Crash course on Internet Basics

Whether you’re building APIs or just consuming them, understanding how the Internet works is like knowing the roads before you start driving. In this post we will go through a brief overview of Computer Networks.

What Is the Internet?

Internet is a giant network of networks. Billions of devices - laptops, phones, servers all connected together, talking via shared rules.


What About the Web?

The World Wide Web (WWW) is a service that uses the Internet. It’s the collection of websites, documents and multimedia content that your browser fetches (chrome, firefox etc) when you go to say, https://csprimer.in.


What Are Web Protocols?

Web protocols are rules that help different parts of the Internet talk to each other. When you use a web browser, it shows you information from a server in form of a web page. This information travels between your browser and the server using a protocol called HTTP.

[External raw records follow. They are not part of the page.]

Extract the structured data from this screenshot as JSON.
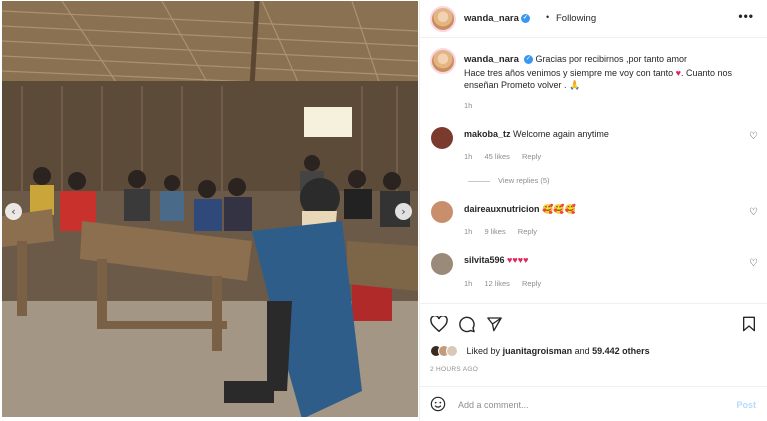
{
  "post": {
    "photo_description_icon": "classroom-photo",
    "nav_prev": "‹",
    "nav_next": "›"
  },
  "header": {
    "username": "wanda_nara",
    "verified_mark": "✓",
    "separator": "•",
    "follow_status": "Following",
    "more_label": "•••"
  },
  "caption": {
    "username": "wanda_nara",
    "text_line1": "Gracias por recibirnos ,por tanto amor",
    "text_line2_a": "Hace tres años venimos y siempre me voy con tanto",
    "heart": "♥",
    "text_line2_b": ". Cuanto nos enseñan Prometo volver .",
    "pray": "🙏",
    "time": "1h"
  },
  "comments": [
    {
      "username": "makoba_tz",
      "text": "Welcome again anytime",
      "time": "1h",
      "likes": "45 likes",
      "reply": "Reply",
      "avatar_color": "#7a3b2e"
    },
    {
      "username": "daireauxnutricion",
      "text": "🥰🥰🥰",
      "time": "1h",
      "likes": "9 likes",
      "reply": "Reply",
      "avatar_color": "#c98f6d"
    },
    {
      "username": "silvita596",
      "text": "♥♥♥♥",
      "time": "1h",
      "likes": "12 likes",
      "reply": "Reply",
      "avatar_color": "#9a8a7a"
    }
  ],
  "view_replies": "View replies (5)",
  "likes_summary": {
    "prefix": "Liked by",
    "user": "juanitagroisman",
    "middle": "and",
    "count": "59.442 others"
  },
  "post_time": "2 HOURS AGO",
  "add_comment": {
    "placeholder": "Add a comment...",
    "post_label": "Post"
  },
  "colors": {
    "verified": "#3897f0",
    "heart": "#e0245e",
    "post_button": "#b3dbff"
  }
}
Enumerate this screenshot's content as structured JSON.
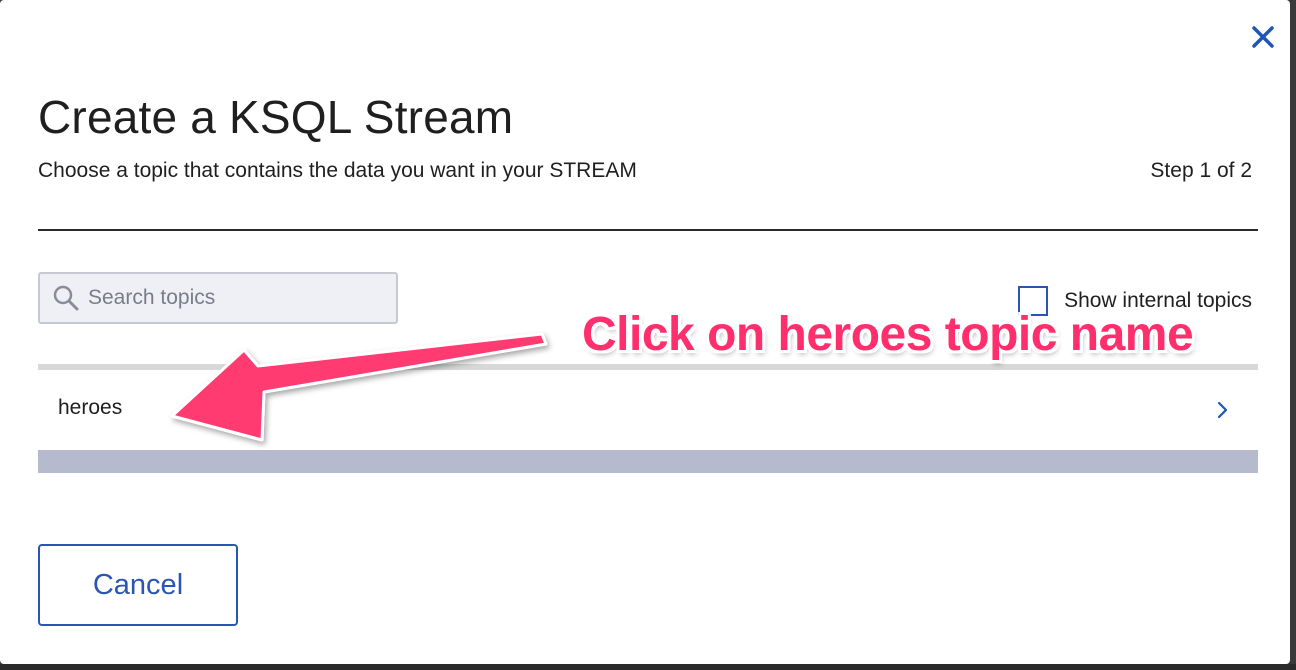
{
  "modal": {
    "title": "Create a KSQL Stream",
    "subtitle": "Choose a topic that contains the data you want in your STREAM",
    "step": "Step 1 of 2",
    "close_icon": "close-icon"
  },
  "search": {
    "placeholder": "Search topics",
    "value": "",
    "icon": "search-icon"
  },
  "internal_topics": {
    "label": "Show internal topics",
    "checked": false
  },
  "topics": [
    {
      "name": "heroes",
      "icon": "chevron-right-icon"
    }
  ],
  "footer": {
    "cancel_label": "Cancel"
  },
  "annotation": {
    "text": "Click on heroes topic name"
  },
  "colors": {
    "accent": "#2a55b3",
    "annotation": "#ff2f6e",
    "list_bar": "#b6bace"
  }
}
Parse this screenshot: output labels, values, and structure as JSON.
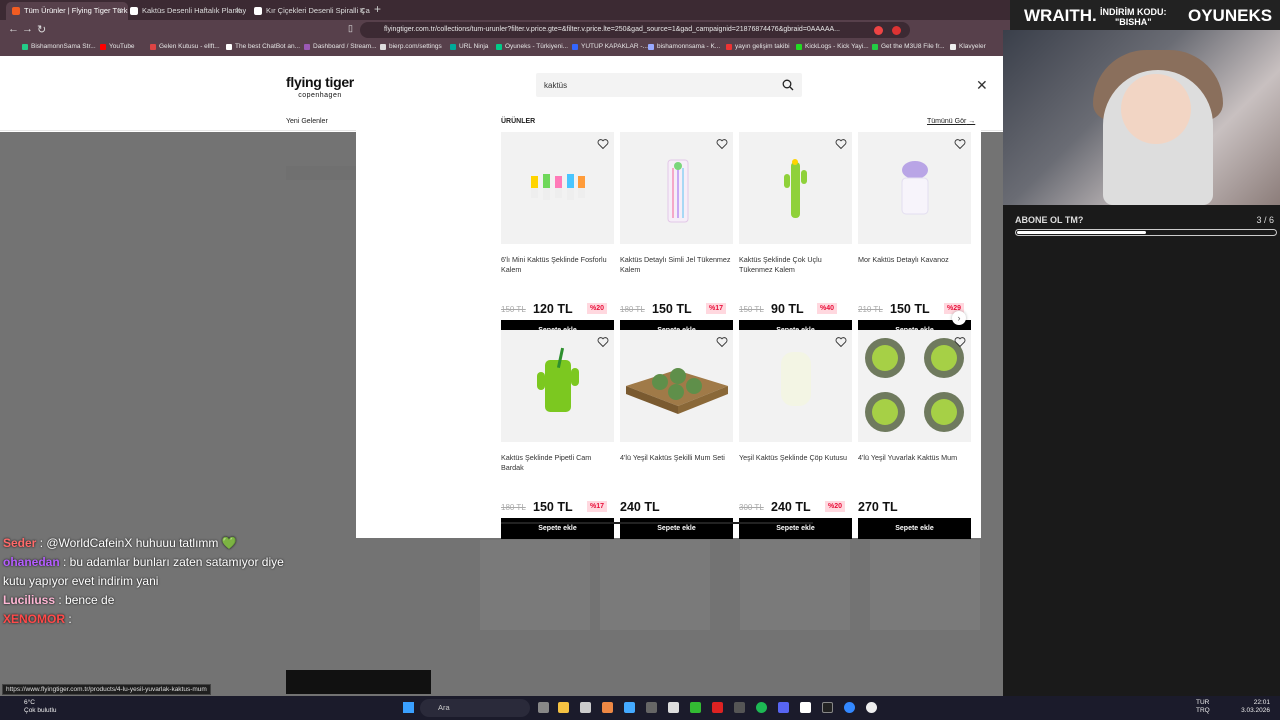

Other examples of protocols are - FTP, SMTP that send information over the internet and use lower level protocol TCP, UDP, IP.


HTTP - The Language of the Web

When you type a URL into your browser or call an API, you’re using HTTP (Hypertext Transfer Protocol) - a request/response based protocol.

Example:

GET /hello HTTP/1.1
Host: csprimer.in

GET is the HTTP method (retrieve data), /hello is the API endpoint. Headers often include things like Authorization: Bearer ( Used in JWT Auth ) and Content-Type: application/json (which kind of data is being sent)

The server replies with something like:

200 OK
Content-Type: text/html

<html><body>Hello world!</body></html>

Where Does TCP/IP Fit In?

HTTP relies on lower-level protocols for correct communication between you and websites.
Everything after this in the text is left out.